When you buy aorganic wineor not organic, by reading the label you will find yourself faced with three possibilities:

  • Indication, on the label "without sulphites
    (in reality it is wine without added sulphites)
  • Statement on the label "contains sulfites
  • No indication

In case ofno indicationspecified on the label, you are in front of awine with sulphites but contained within the threshold of 10 mg / l.
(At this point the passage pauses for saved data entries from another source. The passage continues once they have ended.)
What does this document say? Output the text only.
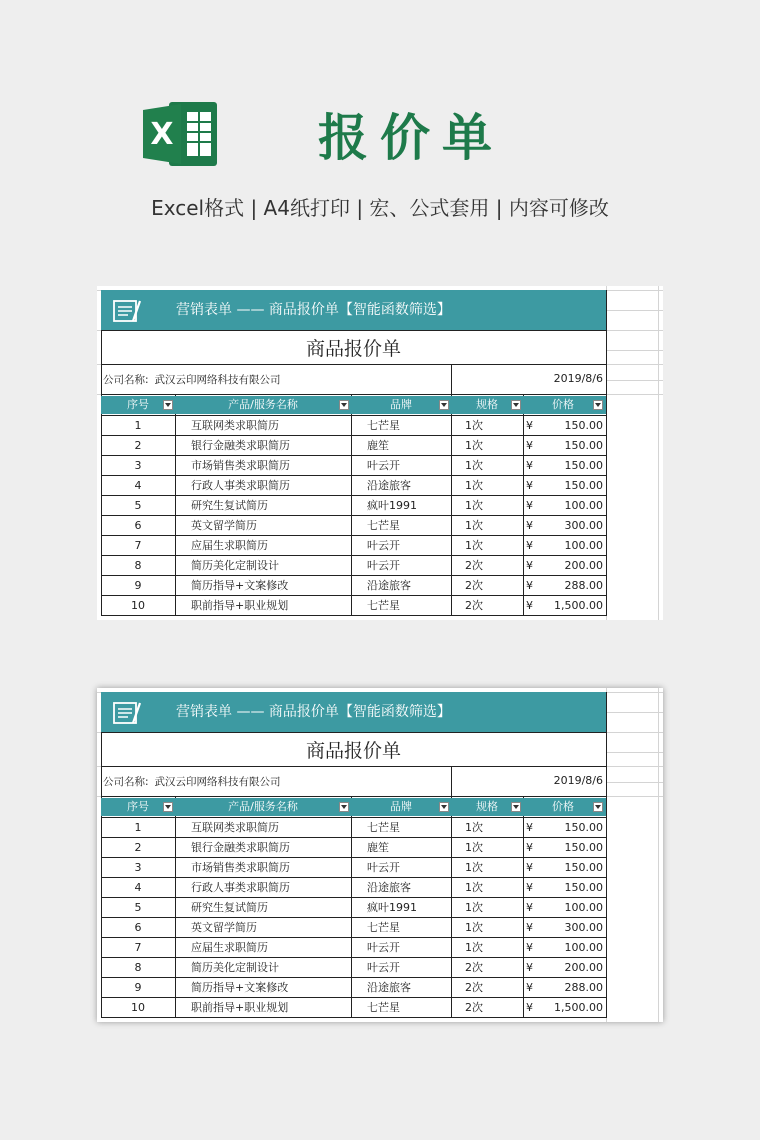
X	报价单
Excel格式 | A4纸打印 | 宏、公式套用 | 内容可修改
营销表单 —— 商品报价单【智能函数筛选】
商品报价单
公司名称: 武汉云印网络科技有限公司	2019/8/6
序号	产品/服务名称	品牌	规格	价格
1	互联网类求职简历	七芒星	1次	¥	150.00
2	银行金融类求职简历	鹿笙	1次	¥	150.00
3	市场销售类求职简历	叶云开	1次	¥	150.00
4	行政人事类求职简历	沿途旅客	1次	¥	150.00
5	研究生复试简历	疯叶1991	1次	¥	100.00
6	英文留学简历	七芒星	1次	¥	300.00
7	应届生求职简历	叶云开	1次	¥	100.00
8	简历美化定制设计	叶云开	2次	¥	200.00
9	简历指导+文案修改	沿途旅客	2次	¥	288.00
10	职前指导+职业规划	七芒星	2次	¥	1,500.00
营销表单 —— 商品报价单【智能函数筛选】
商品报价单
公司名称: 武汉云印网络科技有限公司	2019/8/6
序号	产品/服务名称	品牌	规格	价格
1	互联网类求职简历	七芒星	1次	¥	150.00
2	银行金融类求职简历	鹿笙	1次	¥	150.00
3	市场销售类求职简历	叶云开	1次	¥	150.00
4	行政人事类求职简历	沿途旅客	1次	¥	150.00
5	研究生复试简历	疯叶1991	1次	¥	100.00
6	英文留学简历	七芒星	1次	¥	300.00
7	应届生求职简历	叶云开	1次	¥	100.00
8	简历美化定制设计	叶云开	2次	¥	200.00
9	简历指导+文案修改	沿途旅客	2次	¥	288.00
10	职前指导+职业规划	七芒星	2次	¥	1,500.00
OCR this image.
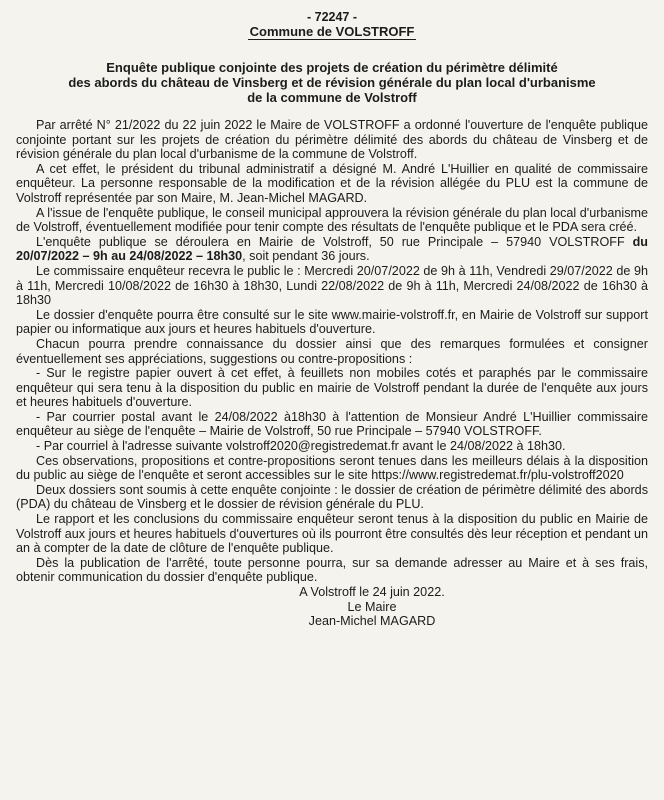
- 72247 -
Commune de VOLSTROFF
Enquête publique conjointe des projets de création du périmètre délimité
des abords du château de Vinsberg et de révision générale du plan local d'urbanisme
de la commune de Volstroff

Par arrêté N° 21/2022 du 22 juin 2022 le Maire de VOLSTROFF a ordonné l'ouverture de l'enquête publique conjointe portant sur les projets de création du périmètre délimité des abords du château de Vinsberg et de révision générale du plan local d'urbanisme de la commune de Volstroff.

A cet effet, le président du tribunal administratif a désigné M. André L'Huillier en qualité de commissaire enquêteur. La personne responsable de la modification et de la révision allégée du PLU est la commune de Volstroff représentée par son Maire, M. Jean-Michel MAGARD.

A l'issue de l'enquête publique, le conseil municipal approuvera la révision générale du plan local d'urbanisme de Volstroff, éventuellement modifiée pour tenir compte des résultats de l'enquête publique et le PDA sera créé.

L'enquête publique se déroulera en Mairie de Volstroff, 50 rue Principale – 57940 VOLSTROFF du 20/07/2022 – 9h au 24/08/2022 – 18h30, soit pendant 36 jours.

Le commissaire enquêteur recevra le public le : Mercredi 20/07/2022 de 9h à 11h, Vendredi 29/07/2022 de 9h à 11h, Mercredi 10/08/2022 de 16h30 à 18h30, Lundi 22/08/2022 de 9h à 11h, Mercredi 24/08/2022 de 16h30 à 18h30

Le dossier d'enquête pourra être consulté sur le site www.mairie-volstroff.fr, en Mairie de Volstroff sur support papier ou informatique aux jours et heures habituels d'ouverture.

Chacun pourra prendre connaissance du dossier ainsi que des remarques formulées et consigner éventuellement ses appréciations, suggestions ou contre-propositions :

- Sur le registre papier ouvert à cet effet, à feuillets non mobiles cotés et paraphés par le commissaire enquêteur qui sera tenu à la disposition du public en mairie de Volstroff pendant la durée de l'enquête aux jours et heures habituels d'ouverture.

- Par courrier postal avant le 24/08/2022 à18h30 à l'attention de Monsieur André L'Huillier commissaire enquêteur au siège de l'enquête – Mairie de Volstroff, 50 rue Principale – 57940 VOLSTROFF.

- Par courriel à l'adresse suivante volstroff2020@registredemat.fr avant le 24/08/2022 à 18h30.

Ces observations, propositions et contre-propositions seront tenues dans les meilleurs délais à la disposition du public au siège de l'enquête et seront accessibles sur le site https://www.registredemat.fr/plu-volstroff2020

Deux dossiers sont soumis à cette enquête conjointe : le dossier de création de périmètre délimité des abords (PDA) du château de Vinsberg et le dossier de révision générale du PLU.

Le rapport et les conclusions du commissaire enquêteur seront tenus à la disposition du public en Mairie de Volstroff aux jours et heures habituels d'ouvertures où ils pourront être consultés dès leur réception et pendant un an à compter de la date de clôture de l'enquête publique.

Dès la publication de l'arrêté, toute personne pourra, sur sa demande adresser au Maire et à ses frais, obtenir communication du dossier d'enquête publique.

A Volstroff le 24 juin 2022.
Le Maire
Jean-Michel MAGARD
So, if on the label of yoursorganic wineyou cannot find any indication on sulphites, that wine contains some but in concentrations lower than 10 mg per liter.

When this threshold is exceeded, the obligation to indicate them on the label with the words "contains sulfites“.

The obligation of specific indication on the label is linked to the "allergens directive" 2003/89 / EC, the provisions of which have been incorporated into EU regulation 1169/11.

What are they for?

It is also important to specify that two types of sulphites are present in wine:

  • Sulphites naturally produced in the fermentation phase
  • Added sulphites, artificially added additives, generally in the form of sulfur dioxide

I "natural sulphites"Are those that are naturally formed during the first fermentation of grapes, when sulfur dioxide spontaneously forms.

THEsulphites added in wineinstead, they are intended to increase the stability and durability of the product. Sulphites, in fact, limit oxidation and prevent the development of bacteria.

TheRed winetypically contains lesssulphitesof white wine. The reason? Naturally, it already contains antioxidants and tends to deteriorate less than theWhite wine.

Sulphites in wine: how many?

The label with the words "contains sulfites"It only warns you of a minimum value but, in reality, it does not tell you how many sulphites there are in the wine you buy. So how do you do it?

In no way. The EU does not impose an indication on thedosagebut it governs a maximum amount to be used. According to the EU regulation, a maximum limit of 150 mg / l must be respected forRed winesand 200 mg / l for iWhite wines. These thresholds increase to 200 mg / l for isweet red winesand 250 mg / l for isweet white wines.

And as for theorganic wines? Yes, the Community regulation provides for maximum thresholds ofsulphitesreduced when it comes to organic wines: 100 mg / l for iorganic red wines and 150 mg / l for iWhite winesand rosé wines.

High-quality wines, as a rule, contain less sulphites than commercial wines. The reason? The added sulfur dioxide alters the bouquet of flavors and smells that characterize the wine.

Sulphites in food: how to recognize them

THEsulphitesthey are food additives and are indicated on the label with specific codes. Here are the chemicals that contain sulfites that you can find on the label:

  • Sulfur dioxide, code E220;
  • Sodium sulfite, code E221;
  • Sodium bisulfite, code E222;
  • Sodium metabisulphite, code E223;
  • Potassium metabisulfite, code E224;
  • Potassium sulfite, code E225;
  • Calcium sulfite, code E226;
  • Calcium bisulfite, code E227
  • Potassium sulphite acid, code E228

Awine with sulphitesin large quantities it can easily cause migraines. THEsulphitesthey can cause cough, stomach pain, itching… even in people who are not allergic but who show some sensitivity.